Chapitre II

Le château de Lavaur est occupé par les hérétiques, longtemps avant l’arrivée des Croisés.

Je parlerai ensuite d’un château voisin, celui de Lavaur où le Diable avec les hérétiques avait établi sa demeure, et dont Satan s’était fait un temple. En l’an 1170, un Cardinal[Note_7], envoyé de Rome par le Souverain Pontife, l’assiégea et contraignit à se rendre les hérétiques qui l’occupaient.
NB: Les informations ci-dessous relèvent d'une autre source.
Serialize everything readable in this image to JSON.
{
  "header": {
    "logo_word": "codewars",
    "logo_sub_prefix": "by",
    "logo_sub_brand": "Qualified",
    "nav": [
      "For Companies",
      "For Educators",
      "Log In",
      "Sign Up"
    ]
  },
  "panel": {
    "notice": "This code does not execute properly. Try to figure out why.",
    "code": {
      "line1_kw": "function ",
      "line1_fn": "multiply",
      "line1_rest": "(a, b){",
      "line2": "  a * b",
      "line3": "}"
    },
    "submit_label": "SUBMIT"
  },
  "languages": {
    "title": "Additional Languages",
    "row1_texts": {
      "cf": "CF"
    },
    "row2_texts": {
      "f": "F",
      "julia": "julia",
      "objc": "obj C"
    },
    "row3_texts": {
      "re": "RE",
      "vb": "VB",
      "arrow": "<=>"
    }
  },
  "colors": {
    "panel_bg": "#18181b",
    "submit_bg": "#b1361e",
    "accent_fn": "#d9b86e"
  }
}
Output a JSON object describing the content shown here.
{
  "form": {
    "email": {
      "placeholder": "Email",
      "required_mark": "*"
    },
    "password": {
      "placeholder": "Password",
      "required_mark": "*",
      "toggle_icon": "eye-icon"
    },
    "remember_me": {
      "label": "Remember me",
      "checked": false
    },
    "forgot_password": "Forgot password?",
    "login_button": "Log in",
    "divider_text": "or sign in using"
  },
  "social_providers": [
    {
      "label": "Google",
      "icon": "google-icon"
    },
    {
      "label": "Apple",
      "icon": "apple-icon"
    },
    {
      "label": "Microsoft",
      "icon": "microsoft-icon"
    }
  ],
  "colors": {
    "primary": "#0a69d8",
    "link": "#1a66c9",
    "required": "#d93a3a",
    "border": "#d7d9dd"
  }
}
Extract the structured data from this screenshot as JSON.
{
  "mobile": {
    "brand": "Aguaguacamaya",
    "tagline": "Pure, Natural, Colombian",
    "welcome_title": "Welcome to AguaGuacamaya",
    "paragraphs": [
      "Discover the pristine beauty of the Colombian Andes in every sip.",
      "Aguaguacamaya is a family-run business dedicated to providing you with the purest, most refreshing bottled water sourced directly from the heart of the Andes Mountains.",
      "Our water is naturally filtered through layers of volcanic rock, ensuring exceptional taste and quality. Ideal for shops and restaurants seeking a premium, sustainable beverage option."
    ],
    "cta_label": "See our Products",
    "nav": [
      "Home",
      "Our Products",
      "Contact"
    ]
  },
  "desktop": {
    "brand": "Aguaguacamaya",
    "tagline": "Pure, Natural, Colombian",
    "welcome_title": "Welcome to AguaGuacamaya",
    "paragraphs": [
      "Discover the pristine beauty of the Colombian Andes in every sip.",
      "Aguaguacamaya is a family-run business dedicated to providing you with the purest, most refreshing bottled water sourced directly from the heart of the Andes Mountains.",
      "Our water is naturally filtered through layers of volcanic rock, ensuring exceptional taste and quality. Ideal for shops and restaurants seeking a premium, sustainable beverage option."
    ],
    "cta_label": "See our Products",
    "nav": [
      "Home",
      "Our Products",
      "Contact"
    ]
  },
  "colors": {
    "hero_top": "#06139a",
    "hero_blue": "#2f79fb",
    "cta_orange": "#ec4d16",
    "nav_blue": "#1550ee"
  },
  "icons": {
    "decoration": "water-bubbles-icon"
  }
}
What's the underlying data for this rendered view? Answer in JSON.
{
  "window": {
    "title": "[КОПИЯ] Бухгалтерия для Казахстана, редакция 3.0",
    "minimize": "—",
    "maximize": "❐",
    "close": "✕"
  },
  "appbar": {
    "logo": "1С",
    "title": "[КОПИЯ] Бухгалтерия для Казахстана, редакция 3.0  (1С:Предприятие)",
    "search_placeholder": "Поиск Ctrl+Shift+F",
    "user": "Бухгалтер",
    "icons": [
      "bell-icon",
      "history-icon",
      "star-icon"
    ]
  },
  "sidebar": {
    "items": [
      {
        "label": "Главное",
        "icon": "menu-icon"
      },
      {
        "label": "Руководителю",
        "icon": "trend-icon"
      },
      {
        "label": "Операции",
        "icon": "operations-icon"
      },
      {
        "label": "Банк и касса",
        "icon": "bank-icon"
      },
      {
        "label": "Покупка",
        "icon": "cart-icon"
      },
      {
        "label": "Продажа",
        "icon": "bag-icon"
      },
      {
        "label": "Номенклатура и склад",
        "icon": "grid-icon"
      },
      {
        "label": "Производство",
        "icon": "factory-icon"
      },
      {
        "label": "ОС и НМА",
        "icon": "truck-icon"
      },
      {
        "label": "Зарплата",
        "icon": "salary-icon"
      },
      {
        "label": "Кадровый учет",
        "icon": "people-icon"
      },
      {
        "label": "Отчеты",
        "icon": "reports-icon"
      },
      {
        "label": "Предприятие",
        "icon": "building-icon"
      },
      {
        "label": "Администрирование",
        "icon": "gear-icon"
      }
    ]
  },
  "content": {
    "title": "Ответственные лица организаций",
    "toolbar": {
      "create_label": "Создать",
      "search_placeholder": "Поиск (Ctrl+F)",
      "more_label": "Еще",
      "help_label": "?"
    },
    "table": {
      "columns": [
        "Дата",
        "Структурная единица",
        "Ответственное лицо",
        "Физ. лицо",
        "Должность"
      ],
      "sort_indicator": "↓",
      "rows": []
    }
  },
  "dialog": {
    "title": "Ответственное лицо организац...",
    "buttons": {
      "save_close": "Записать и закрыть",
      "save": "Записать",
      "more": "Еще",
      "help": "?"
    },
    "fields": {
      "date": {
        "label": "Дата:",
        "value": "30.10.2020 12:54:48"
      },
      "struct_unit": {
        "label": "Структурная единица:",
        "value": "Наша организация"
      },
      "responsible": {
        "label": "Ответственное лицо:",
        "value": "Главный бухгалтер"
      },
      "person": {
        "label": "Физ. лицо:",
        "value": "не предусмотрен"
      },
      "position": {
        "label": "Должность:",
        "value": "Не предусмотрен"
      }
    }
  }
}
Deux de leurs chefs abjurèrent : l’un, Bernard de Raymond devint chanoine à la cathédrale de Saint-Étienne à Toulouse, et l’autre au monastère de Saint-Saturnin. – Je me souviens que, dans mon enfance, j’entendis souvent désigner ce chanoine de la cathédrale, sous le nom de Bernard de Raymond l’Arien, et quand il était question de lui, je me suis toujours rappelé que je l’avais vu.

Tout cela se passa bien longtemps avant que l’armée des Croisés apparût devant Béziers ; je me sers de ces faits comme d’une entrée en matière, et pour montrer que Dieu ne s’endormit pas sur la dépravation de Lavaur, même avant l’arrivée des Croisés.

Lorsque de Bonfils, seigneur de Lavaur, voulut s’approprier ce domaine en entier, il fit venir auprès de lui ses deux neveux, enfants de son frère, en feignant d’être malade et en leur promettant des figues de primeur, et il les tua en traître dans sa chambre. Mais le même jour, ses projets furent déçus, et le glaive lui fit subir la peine du talion.

Cependant, malgré tout ce que j’ai rapporté, la fièvre de l’hérésie ne perdait rien de sa violence : elle gagnait de proche en proche et devenait plus forte en divers lieux, comme la suite le démontrera. Partout, le fléau de la vengeance divine la suivit pas à pas.

Pour mettre un peu d’ordre dans mon récit, je crois qu’il est bon de commencer par l’histoire contemporaine des Comtes de Toulouse, et par les faits dont notre époque conserve le souvenir à leur sujet. Ce furent les seigneurs les plus puissants de notre pays, et pour ce qui les concerne, puissé-je ne rien omettre ou du moins peu de choses ; car, c’est par leur négligence ou par leur faute que le mal s’est accru dans le Languedoc. Après que ce mal eut germé en secret, il ne tarda pas à se montrer et à lever la tête : c’est alors qu’ils auraient dû mettre tout leur soin à la couper.